Energy prices can be extremely volatile, due to the fact that energy is possibly the most tactical and political product in the world. The price of energy affects not only industries, but nations, as well. In this article, we will explore how the energy market influences almost everything that we do.
An energy futures contract is a legally binding agreement for delivery of crude, unleaded gas, heating oil or natural gas in the future at an agreed upon price. The contracts are standardized by the New York Mercantile Exchange (NYMEX), as to quantity, quality, time and place of delivery. Only the price is variable.
Because they trade at a centralized exchange, futures contracts offer more financial leverage, flexibility and financial integrity than trading the commodities themselves.
Futures contracts offer speculators a higher risk/return investment vehicle because of the amount of leverage involved with commodities. Energy contracts in particular are highly leveraged products. For example, one futures contract for crude oil controls 1,000 barrels of crude. The dollar value of this contract is 1,000-times the market price for one barrel of crude.
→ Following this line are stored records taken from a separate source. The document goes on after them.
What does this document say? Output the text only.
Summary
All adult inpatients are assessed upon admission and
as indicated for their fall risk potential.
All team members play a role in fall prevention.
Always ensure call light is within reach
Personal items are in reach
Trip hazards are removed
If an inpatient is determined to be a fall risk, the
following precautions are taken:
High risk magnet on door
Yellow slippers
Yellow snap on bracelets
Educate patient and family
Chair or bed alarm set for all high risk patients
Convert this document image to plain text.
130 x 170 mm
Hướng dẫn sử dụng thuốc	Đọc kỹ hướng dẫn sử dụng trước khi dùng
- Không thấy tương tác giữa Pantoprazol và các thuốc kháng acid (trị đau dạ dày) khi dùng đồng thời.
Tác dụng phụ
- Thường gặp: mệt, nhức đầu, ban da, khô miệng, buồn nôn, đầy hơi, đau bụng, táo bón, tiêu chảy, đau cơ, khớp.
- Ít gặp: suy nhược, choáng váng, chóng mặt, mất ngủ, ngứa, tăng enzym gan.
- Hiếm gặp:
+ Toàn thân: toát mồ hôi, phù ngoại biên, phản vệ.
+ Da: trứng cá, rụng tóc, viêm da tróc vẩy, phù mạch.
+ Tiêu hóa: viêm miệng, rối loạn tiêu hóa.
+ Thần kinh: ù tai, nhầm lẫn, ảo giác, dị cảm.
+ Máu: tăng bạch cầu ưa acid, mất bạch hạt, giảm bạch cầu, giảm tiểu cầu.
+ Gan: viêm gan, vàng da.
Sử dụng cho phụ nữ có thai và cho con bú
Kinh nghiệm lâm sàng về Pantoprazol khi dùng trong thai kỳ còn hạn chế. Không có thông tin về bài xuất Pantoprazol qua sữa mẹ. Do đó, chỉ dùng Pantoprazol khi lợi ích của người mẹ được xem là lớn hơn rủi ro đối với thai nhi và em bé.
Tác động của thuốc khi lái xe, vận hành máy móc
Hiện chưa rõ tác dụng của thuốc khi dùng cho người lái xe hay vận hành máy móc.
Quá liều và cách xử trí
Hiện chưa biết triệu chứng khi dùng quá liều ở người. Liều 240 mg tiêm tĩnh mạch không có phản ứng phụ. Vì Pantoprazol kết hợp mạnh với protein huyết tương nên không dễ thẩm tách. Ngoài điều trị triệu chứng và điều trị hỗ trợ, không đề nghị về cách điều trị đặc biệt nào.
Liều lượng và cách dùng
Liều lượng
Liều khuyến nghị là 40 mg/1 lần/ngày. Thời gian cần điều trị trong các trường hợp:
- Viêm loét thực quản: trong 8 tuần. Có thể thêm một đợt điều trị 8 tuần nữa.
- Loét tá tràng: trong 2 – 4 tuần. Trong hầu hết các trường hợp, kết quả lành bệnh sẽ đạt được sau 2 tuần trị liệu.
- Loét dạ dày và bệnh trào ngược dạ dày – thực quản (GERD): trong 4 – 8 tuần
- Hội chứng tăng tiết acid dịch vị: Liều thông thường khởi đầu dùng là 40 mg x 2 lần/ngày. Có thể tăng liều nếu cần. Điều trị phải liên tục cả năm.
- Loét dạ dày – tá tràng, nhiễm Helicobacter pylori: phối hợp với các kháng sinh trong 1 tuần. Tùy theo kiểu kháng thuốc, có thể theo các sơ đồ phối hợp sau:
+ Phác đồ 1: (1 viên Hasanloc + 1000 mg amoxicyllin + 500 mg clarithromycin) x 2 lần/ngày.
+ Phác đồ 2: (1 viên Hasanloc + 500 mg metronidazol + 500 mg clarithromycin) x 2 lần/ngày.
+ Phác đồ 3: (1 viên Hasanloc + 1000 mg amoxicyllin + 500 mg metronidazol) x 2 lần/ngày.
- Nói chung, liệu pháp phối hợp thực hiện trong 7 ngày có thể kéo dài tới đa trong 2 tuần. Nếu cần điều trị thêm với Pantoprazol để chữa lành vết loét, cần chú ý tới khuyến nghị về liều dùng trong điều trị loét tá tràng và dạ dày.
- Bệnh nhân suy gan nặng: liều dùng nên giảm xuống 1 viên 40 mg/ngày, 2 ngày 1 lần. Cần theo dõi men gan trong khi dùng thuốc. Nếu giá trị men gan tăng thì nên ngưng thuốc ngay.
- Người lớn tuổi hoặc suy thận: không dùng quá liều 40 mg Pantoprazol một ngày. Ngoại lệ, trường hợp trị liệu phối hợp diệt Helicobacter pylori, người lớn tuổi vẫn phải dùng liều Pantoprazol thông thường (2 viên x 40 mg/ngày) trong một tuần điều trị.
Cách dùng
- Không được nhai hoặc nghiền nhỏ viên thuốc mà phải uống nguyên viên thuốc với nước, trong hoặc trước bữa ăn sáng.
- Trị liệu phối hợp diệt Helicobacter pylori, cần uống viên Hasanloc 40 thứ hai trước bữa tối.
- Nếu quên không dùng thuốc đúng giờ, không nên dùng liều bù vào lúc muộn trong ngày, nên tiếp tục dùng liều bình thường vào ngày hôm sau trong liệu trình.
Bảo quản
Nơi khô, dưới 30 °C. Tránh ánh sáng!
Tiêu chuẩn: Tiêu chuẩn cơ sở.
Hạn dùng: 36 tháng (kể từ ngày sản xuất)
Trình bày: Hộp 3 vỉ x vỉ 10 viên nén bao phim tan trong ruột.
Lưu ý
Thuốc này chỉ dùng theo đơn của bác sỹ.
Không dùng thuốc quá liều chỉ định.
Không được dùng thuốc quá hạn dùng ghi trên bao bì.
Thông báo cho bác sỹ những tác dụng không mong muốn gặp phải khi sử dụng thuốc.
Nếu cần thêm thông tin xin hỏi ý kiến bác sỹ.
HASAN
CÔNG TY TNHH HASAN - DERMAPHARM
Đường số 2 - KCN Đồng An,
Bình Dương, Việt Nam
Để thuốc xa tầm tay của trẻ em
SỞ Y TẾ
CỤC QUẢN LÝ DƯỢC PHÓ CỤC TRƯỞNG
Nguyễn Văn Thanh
If the market is trading at $60/barrel, the value of the contract is $60,000 ($60 x 1,000 barrels = $60,000). Based on exchange margin rules, the margin required to control one contract is only $4,050. So, for $4,050, one can control $60,000 worth of crude. This gives investors the ability to leverage $1 to control roughly $15.
Energies are traded at a few different exchanges around the world, for example, in London and now at the Intercontinental Exchange (ICE). Here, we will only look at the contracts traded at the New York Mercantile Exchange (NYMEX).
Gasoline is the single largest refined product in the U.S. and accounts for half of the national consumption of oil. Besides the large demand for gas, there are numerous of other factors, like government laws, which can affect the price. Reformulated gasoline blendstock for oxygen blending (RBOB) is a newer blend of gas which allows for 10% fuel ethanol.
Gas is traded in the same 42,000-gallon (1,000 barrels) contract size as heating oil. It is also traded in dollar and cents, so if the market is trading at $2/gallon, the contract will have a value of $84,000 ($2 x 42,000 = $84,000). Like the rest of the energies, this is a high dollar value contract and is quite leveraged. The daily limits here equate to a move of $10,500 per contract or 25 cents/gallon.
The minimum tick size is $0.0001, or a total of $4.20 for each contract. So any 10-cent move in unleaded gas will equate to either a gain or a loss of $4,200.
Gas is deliverable all year-round; it has position limits and the delivery point usually takes place at the future seller's facility.